WORKER PRODUCTIVITY: Total income generated in the economy per average hour of work.

Most Vermont workers’ pay has not kept pace with the growth of their output. From 2000 to 2024, productivity grew 47 percent in Vermont. But compensation for production and nonsupervisory workers, who make up about 80 percent of the workforce, rose by just 34 percent. Vermont is doing better than many other states: U.S. productivity grew 45 percent from 2000 to 2024, but compensation grew less than half as fast nationally—only 21 percent. As a recent report by the Economic Policy Institute explains, the gap between compensation and productivity has widened in recent decades because more of the gains have flowed to corporate profits, executives, and shareholders. If wages had kept up with productivity over the last 25 years, Vermont workers would be making $3.12 more per hour—or $6,500 per year—than they are.

Wages

While real hourly wages have grown faster at the bottom over the last decade, the increase doesn’t add up to as big a gain in dollars as that at the top. Gains for the 90th percentile yielded an additional $18,000 per year, while those at the bottom brought in a third as much.

HOURLY WAGES BY PERCENTILE

Percentile wages are calculated by ranking the hourly wages of full-time workers and dividing them into equal-size groups. The 10th-percentile wage is the highest wage paid to the bottom 10 percent of workers, the 20th-percentile wage is the highest wage paid to the bottom 20 percent, and so on. The 50th-percentile wage is the median wage, meaning that half of all workers are paid less than that amount and half are paid more.

Taxes

Vermont’s state and local tax system is less regressive than most states’, but middle-income Vermonters still pay a bigger share in taxes than the richest. Vermonters pay taxes in three big categories: on income, consumption, and property. The state income tax is progressive (higher-income Vermonters pay a bigger share of their income), while the sales tax is regressive—it takes a bigger bite out of lower-income people’s budgets. Property taxes are progressive up to the middle level of income and become regressive at the high end.

Conclusion

It’s getting harder for Vermonters to make ends meet. That’s both a cost problem and a wage problem: The costs of basics like housing, fuel, and groceries are growing faster than wages, and workers are keeping less of what they’re generating. In short,  wages aren’t keeping up with the growth in economic output.

The actions of the federal government this year have exacerbated many of the problems already facing Vermonters. But the state has the capacity for changes on both sides of the cost-wage equation to make Vermont affordable for all.

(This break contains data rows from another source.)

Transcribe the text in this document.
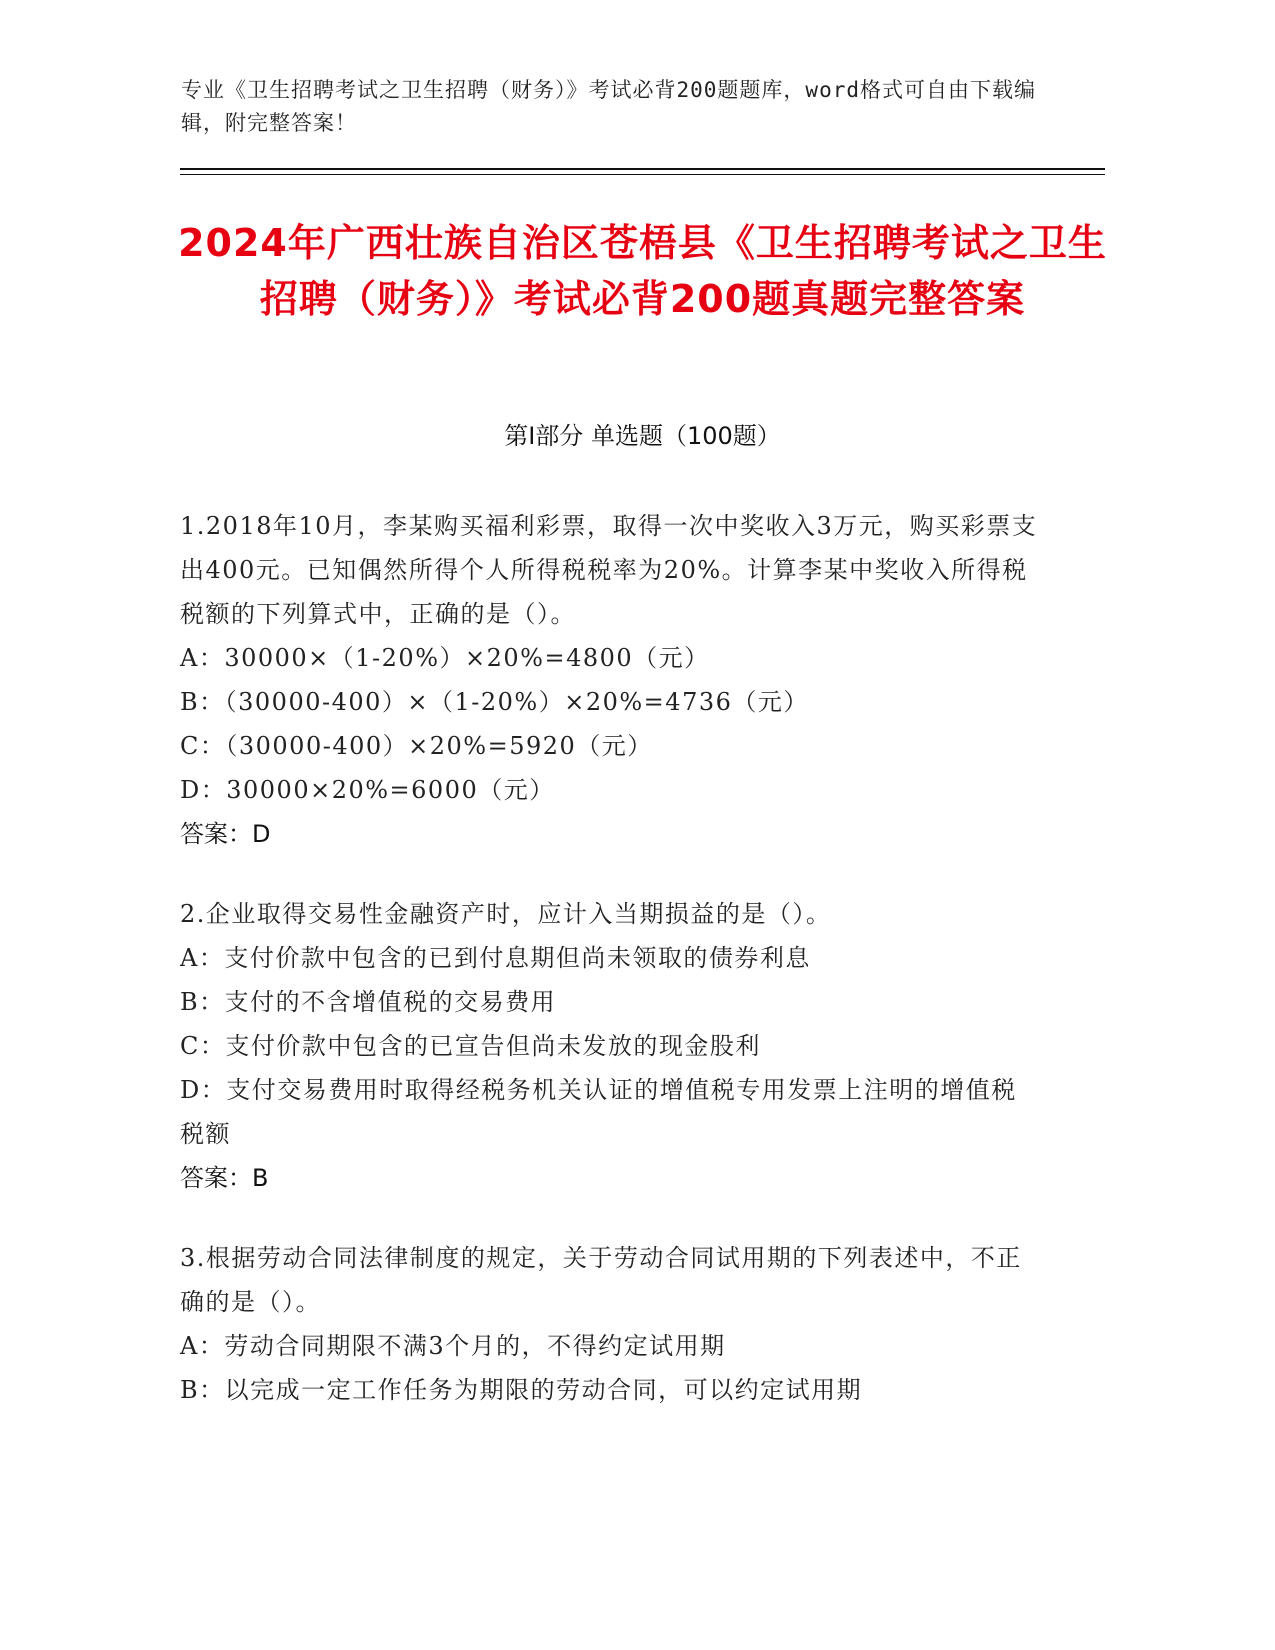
专业《卫生招聘考试之卫生招聘（财务）》考试必背200题题库，word格式可自由下载编辑，附完整答案！
2024年广西壮族自治区苍梧县《卫生招聘考试之卫生招聘（财务）》考试必背200题真题完整答案
第I部分 单选题（100题）
1.2018年10月，李某购买福利彩票，取得一次中奖收入3万元，购买彩票支出400元。已知偶然所得个人所得税税率为20%。计算李某中奖收入所得税税额的下列算式中，正确的是（）。
A：30000×（1-20%）×20%=4800（元）
B：（30000-400）×（1-20%）×20%=4736（元）
C：（30000-400）×20%=5920（元）
D：30000×20%=6000（元）
答案：D
2.企业取得交易性金融资产时，应计入当期损益的是（）。
A：支付价款中包含的已到付息期但尚未领取的债券利息
B：支付的不含增值税的交易费用
C：支付价款中包含的已宣告但尚未发放的现金股利
D：支付交易费用时取得经税务机关认证的增值税专用发票上注明的增值税税额
答案：B
3.根据劳动合同法律制度的规定，关于劳动合同试用期的下列表述中，不正确的是（）。
A：劳动合同期限不满3个月的，不得约定试用期
B：以完成一定工作任务为期限的劳动合同，可以约定试用期
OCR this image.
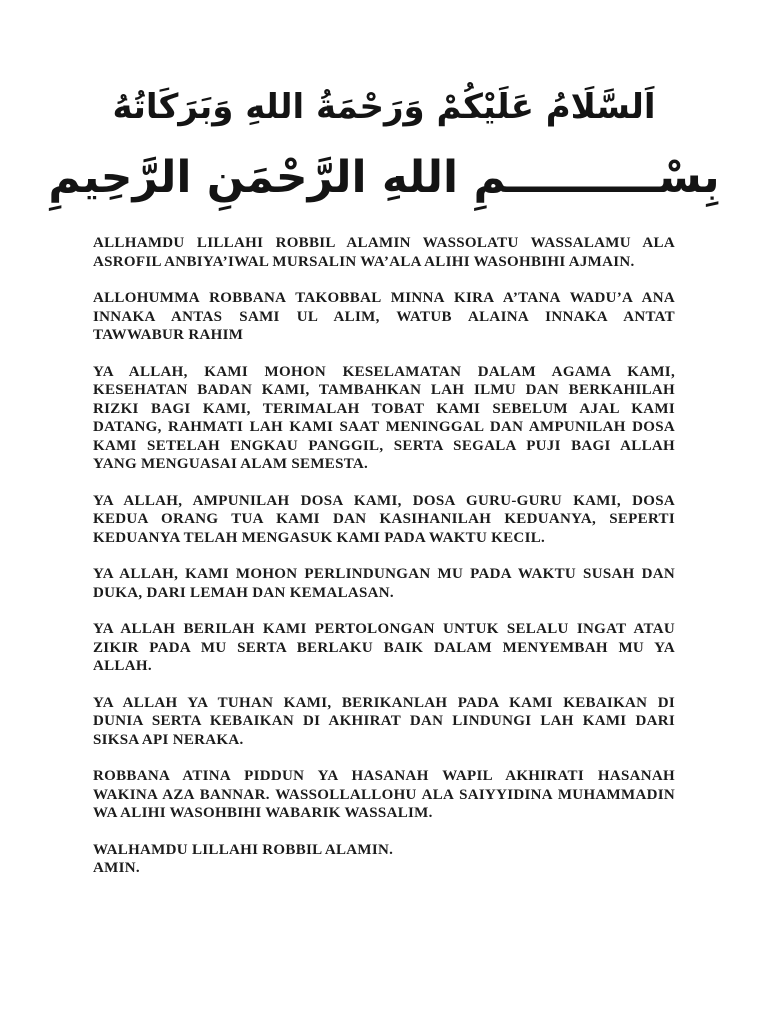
اَلسَّلَامُ عَلَيْكُمْ وَرَحْمَةُ اللهِ وَبَرَكَاتُهُ
بِسْــــــــــمِ اللهِ الرَّحْمَنِ الرَّحِيمِ
ALLHAMDU LILLAHI ROBBIL ALAMIN WASSOLATU WASSALAMU ALA
ASROFIL ANBIYA’IWAL MURSALIN WA’ALA ALIHI WASOHBIHI AJMAIN.
ALLOHUMMA ROBBANA TAKOBBAL MINNA KIRA A’TANA WADU’A ANA
INNAKA ANTAS SAMI UL ALIM, WATUB ALAINA INNAKA ANTAT
TAWWABUR RAHIM
YA ALLAH, KAMI MOHON KESELAMATAN DALAM AGAMA KAMI,
KESEHATAN BADAN KAMI, TAMBAHKAN LAH ILMU DAN BERKAHILAH
RIZKI BAGI KAMI, TERIMALAH TOBAT KAMI SEBELUM AJAL KAMI
DATANG, RAHMATI LAH KAMI SAAT MENINGGAL DAN AMPUNILAH DOSA
KAMI SETELAH ENGKAU PANGGIL, SERTA SEGALA PUJI BAGI ALLAH
YANG MENGUASAI ALAM SEMESTA.
YA ALLAH, AMPUNILAH DOSA KAMI, DOSA GURU-GURU KAMI, DOSA
KEDUA ORANG TUA KAMI DAN KASIHANILAH KEDUANYA, SEPERTI
KEDUANYA TELAH MENGASUK KAMI PADA WAKTU KECIL.
YA ALLAH, KAMI MOHON PERLINDUNGAN MU PADA WAKTU SUSAH DAN
DUKA, DARI LEMAH DAN KEMALASAN.
YA ALLAH BERILAH KAMI PERTOLONGAN UNTUK SELALU INGAT ATAU
ZIKIR PADA MU SERTA BERLAKU BAIK DALAM MENYEMBAH MU YA
ALLAH.
YA ALLAH YA TUHAN KAMI, BERIKANLAH PADA KAMI KEBAIKAN DI
DUNIA SERTA KEBAIKAN DI AKHIRAT DAN LINDUNGI LAH KAMI DARI
SIKSA API NERAKA.
ROBBANA ATINA PIDDUN YA HASANAH WAPIL AKHIRATI HASANAH
WAKINA AZA BANNAR. WASSOLLALLOHU ALA SAIYYIDINA MUHAMMADIN
WA ALIHI WASOHBIHI WABARIK WASSALIM.
WALHAMDU LILLAHI ROBBIL ALAMIN.
AMIN.
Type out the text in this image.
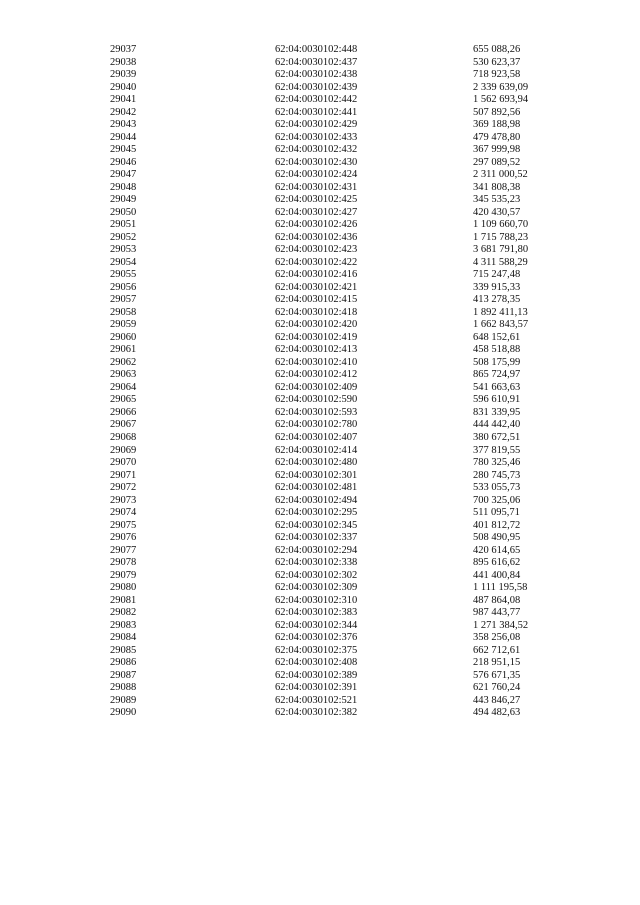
29037	62:04:0030102:448	655 088,26
29038	62:04:0030102:437	530 623,37
29039	62:04:0030102:438	718 923,58
29040	62:04:0030102:439	2 339 639,09
29041	62:04:0030102:442	1 562 693,94
29042	62:04:0030102:441	507 892,56
29043	62:04:0030102:429	369 188,98
29044	62:04:0030102:433	479 478,80
29045	62:04:0030102:432	367 999,98
29046	62:04:0030102:430	297 089,52
29047	62:04:0030102:424	2 311 000,52
29048	62:04:0030102:431	341 808,38
29049	62:04:0030102:425	345 535,23
29050	62:04:0030102:427	420 430,57
29051	62:04:0030102:426	1 109 660,70
29052	62:04:0030102:436	1 715 788,23
29053	62:04:0030102:423	3 681 791,80
29054	62:04:0030102:422	4 311 588,29
29055	62:04:0030102:416	715 247,48
29056	62:04:0030102:421	339 915,33
29057	62:04:0030102:415	413 278,35
29058	62:04:0030102:418	1 892 411,13
29059	62:04:0030102:420	1 662 843,57
29060	62:04:0030102:419	648 152,61
29061	62:04:0030102:413	458 518,88
29062	62:04:0030102:410	508 175,99
29063	62:04:0030102:412	865 724,97
29064	62:04:0030102:409	541 663,63
29065	62:04:0030102:590	596 610,91
29066	62:04:0030102:593	831 339,95
29067	62:04:0030102:780	444 442,40
29068	62:04:0030102:407	380 672,51
29069	62:04:0030102:414	377 819,55
29070	62:04:0030102:480	780 325,46
29071	62:04:0030102:301	280 745,73
29072	62:04:0030102:481	533 055,73
29073	62:04:0030102:494	700 325,06
29074	62:04:0030102:295	511 095,71
29075	62:04:0030102:345	401 812,72
29076	62:04:0030102:337	508 490,95
29077	62:04:0030102:294	420 614,65
29078	62:04:0030102:338	895 616,62
29079	62:04:0030102:302	441 400,84
29080	62:04:0030102:309	1 111 195,58
29081	62:04:0030102:310	487 864,08
29082	62:04:0030102:383	987 443,77
29083	62:04:0030102:344	1 271 384,52
29084	62:04:0030102:376	358 256,08
29085	62:04:0030102:375	662 712,61
29086	62:04:0030102:408	218 951,15
29087	62:04:0030102:389	576 671,35
29088	62:04:0030102:391	621 760,24
29089	62:04:0030102:521	443 846,27
29090	62:04:0030102:382	494 482,63
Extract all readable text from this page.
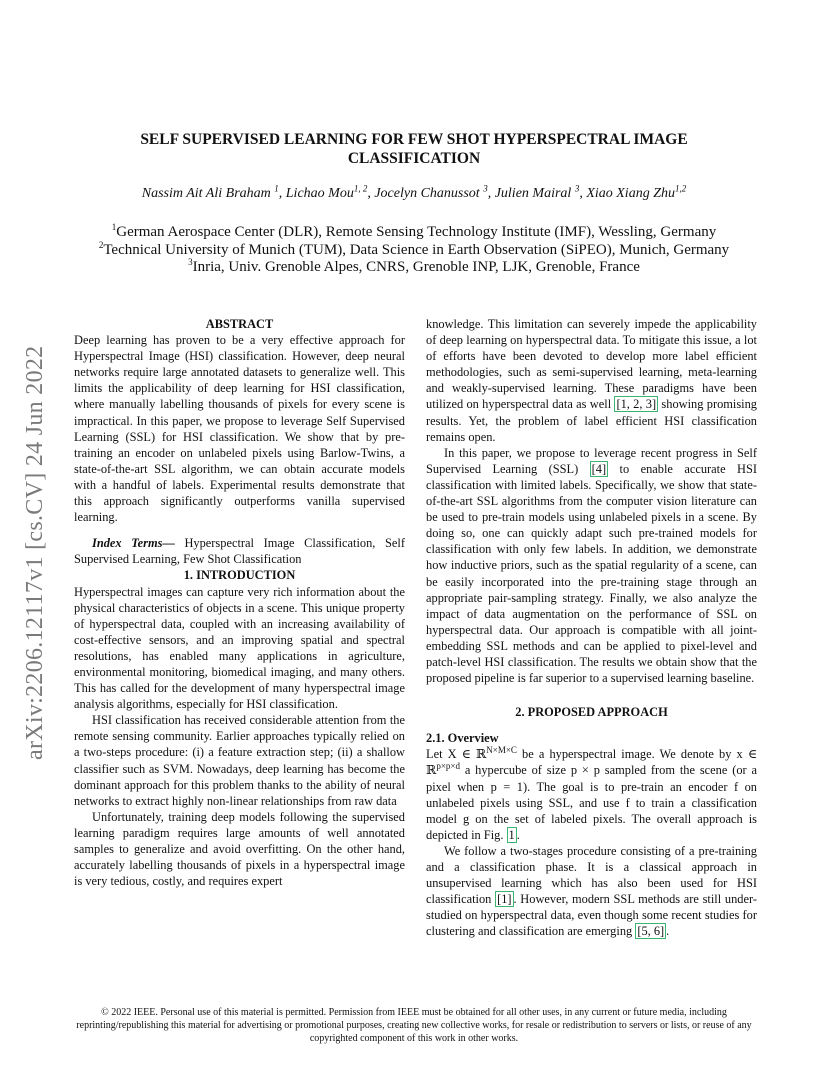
arXiv:2206.12117v1 [cs.CV] 24 Jun 2022
SELF SUPERVISED LEARNING FOR FEW SHOT HYPERSPECTRAL IMAGE CLASSIFICATION
Nassim Ait Ali Braham $^1$, Lichao Mou$^{1, 2}$, Jocelyn Chanussot $^3$, Julien Mairal $^3$, Xiao Xiang Zhu$^{1,2}$
$^1$German Aerospace Center (DLR), Remote Sensing Technology Institute (IMF), Wessling, Germany
$^2$Technical University of Munich (TUM), Data Science in Earth Observation (SiPEO), Munich, Germany
$^3$Inria, Univ. Grenoble Alpes, CNRS, Grenoble INP, LJK, Grenoble, France

ABSTRACT

Deep learning has proven to be a very effective approach for Hyperspectral Image (HSI) classification. However, deep neural networks require large annotated datasets to generalize well. This limits the applicability of deep learning for HSI classification, where manually labelling thousands of pixels for every scene is impractical. In this paper, we propose to leverage Self Supervised Learning (SSL) for HSI classification. We show that by pre-training an encoder on unlabeled pixels using Barlow-Twins, a state-of-the-art SSL algorithm, we can obtain accurate models with a handful of labels. Experimental results demonstrate that this approach significantly outperforms vanilla supervised learning.

Index Terms— Hyperspectral Image Classification, Self Supervised Learning, Few Shot Classification

1. INTRODUCTION

Hyperspectral images can capture very rich information about the physical characteristics of objects in a scene. This unique property of hyperspectral data, coupled with an increasing availability of cost-effective sensors, and an improving spatial and spectral resolutions, has enabled many applications in agriculture, environmental monitoring, biomedical imaging, and many others. This has called for the development of many hyperspectral image analysis algorithms, especially for HSI classification.

HSI classification has received considerable attention from the remote sensing community. Earlier approaches typically relied on a two-steps procedure: (i) a feature extraction step; (ii) a shallow classifier such as SVM. Nowadays, deep learning has become the dominant approach for this problem thanks to the ability of neural networks to extract highly non-linear relationships from raw data

Unfortunately, training deep models following the supervised learning paradigm requires large amounts of well annotated samples to generalize and avoid overfitting. On the other hand, accurately labelling thousands of pixels in a hyperspectral image is very tedious, costly, and requires expert

knowledge. This limitation can severely impede the applicability of deep learning on hyperspectral data. To mitigate this issue, a lot of efforts have been devoted to develop more label efficient methodologies, such as semi-supervised learning, meta-learning and weakly-supervised learning. These paradigms have been utilized on hyperspectral data as well [1, 2, 3] showing promising results. Yet, the problem of label efficient HSI classification remains open.

In this paper, we propose to leverage recent progress in Self Supervised Learning (SSL) [4] to enable accurate HSI classification with limited labels. Specifically, we show that state-of-the-art SSL algorithms from the computer vision literature can be used to pre-train models using unlabeled pixels in a scene. By doing so, one can quickly adapt such pre-trained models for classification with only few labels. In addition, we demonstrate how inductive priors, such as the spatial regularity of a scene, can be easily incorporated into the pre-training stage through an appropriate pair-sampling strategy. Finally, we also analyze the impact of data augmentation on the performance of SSL on hyperspectral data. Our approach is compatible with all joint-embedding SSL methods and can be applied to pixel-level and patch-level HSI classification. The results we obtain show that the proposed pipeline is far superior to a supervised learning baseline.

2. PROPOSED APPROACH

2.1. Overview

Let X ∈ ℝ$^{N\times M\times C}$ be a hyperspectral image. We denote by x ∈ ℝ$^{p\times p\times d}$ a hypercube of size p × p sampled from the scene (or a pixel when p = 1). The goal is to pre-train an encoder f on unlabeled pixels using SSL, and use f to train a classification model g on the set of labeled pixels. The overall approach is depicted in Fig. 1 .

We follow a two-stages procedure consisting of a pre-training and a classification phase. It is a classical approach in unsupervised learning which has also been used for HSI classification [1] . However, modern SSL methods are still under-studied on hyperspectral data, even though some recent studies for clustering and classification are emerging [5, 6] .

© 2022 IEEE. Personal use of this material is permitted. Permission from IEEE must be obtained for all other uses, in any current or future media, including reprinting/republishing this material for advertising or promotional purposes, creating new collective works, for resale or redistribution to servers or lists, or reuse of any copyrighted component of this work in other works.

The federal cuts to government benefits and services financed bigger tax breaks for the wealthiest Americans. The One Big Beautiful Bill Act (OBBBA) passed in July permanently extended and expanded many of the tax cuts from the Tax Cuts and Jobs Act of 2017. These new cuts will provide over $700 million in tax savings each year to the richest 20 percent of Vermonters. The top 1 percent will save an annual average of nearly $60,000, twice the earnings of a Vermonter working full time for minimum wage.   

Even before these latest tax cuts, income inequality was growing in Vermont. The top 10 percent of Vermont tax filers receive a much bigger share of income in the state than they did 50 years ago. That leaves less for the other 90 percent, many of them struggling to keep up with the costs of necessities.

Recouping just some of that $700 million in federal tax breaks to the wealthiest would allow the state to hold the line on programs that help Vermonters, including Medicaid, SNAP, and healthcare tax credits. The state could start to turn the tide on housing by investing in building more units, ensuring that more homes are permanently affordable, and shoring up supportive housing.

The federal cuts are drastic, and the consequences are clear: harm to the most vulnerable to make the rich richer. That should be more than enough reason for Vermont policymakers to act.